Rundbrief Oktober 2017

Sehr geehrte Damen und Herren, liebe Kolleginnen und Kollegen, Trari-trara, der Herbst ist da! Wir wollen Ihnen noch kurz und knapp die Informationen aus der Interessengruppe der Selbständigen Freiberufler im VDR – IGSF mit auf den Weg geben. 1. Fortbildungen für Selbständige Beide Fortbildungsformate, das Vergaberechtsseminar und das Existenzgründerseminar, wurden 2017 leicht verändert durchgeführt. Das […]

Sehr geehrte Damen und Herren, liebe Kolleginnen und Kollegen,
Trari-trara, der Herbst ist da!

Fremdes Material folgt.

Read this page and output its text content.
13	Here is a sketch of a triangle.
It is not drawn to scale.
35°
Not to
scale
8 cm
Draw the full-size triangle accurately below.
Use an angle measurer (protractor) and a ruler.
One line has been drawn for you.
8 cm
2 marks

Wir wollen Ihnen noch kurz und knapp die Informationen aus der Interessengruppe der Selbständigen Freiberufler im VDR – IGSF mit auf den Weg geben.

1. Fortbildungen für Selbständige
Beide Fortbildungsformate, das Vergaberechtsseminar und das Existenzgründerseminar, wurden 2017 leicht verändert durchgeführt. Das VergabSem und auch das ExSem waren wieder gut besucht! Die beiden Arbeitsgruppen innerhalb der IGSF leisten hier tolle Arbeit und sind schon dabei 2018 vorzubereiten – wieder mit kleinen und großen Veränderungen und Verbesserungen.

2. Praktikantenvertrag
Wir freuen uns, Ihnen diesen seit Langem und vielfach erbetenen Service jetzt liefern zu können: Gemeinsam mit den RIAs und der Geschäftstelle wurde ein Muster für Praktikantenverträge erarbeitet. Dieses wurde von einem Rechtsanwalt geprüft und steht Ihnen hier zum Download bereit. Wir hoffen, Sie nutzen dieses Angebot intensiv. Jedes Atelier kann auch umstandslos Teile verändern, so wie es den betrieblichen Umständen entspricht. Wir erheben selbstverständlich keinen Anspruch auf „Urheberrechte“.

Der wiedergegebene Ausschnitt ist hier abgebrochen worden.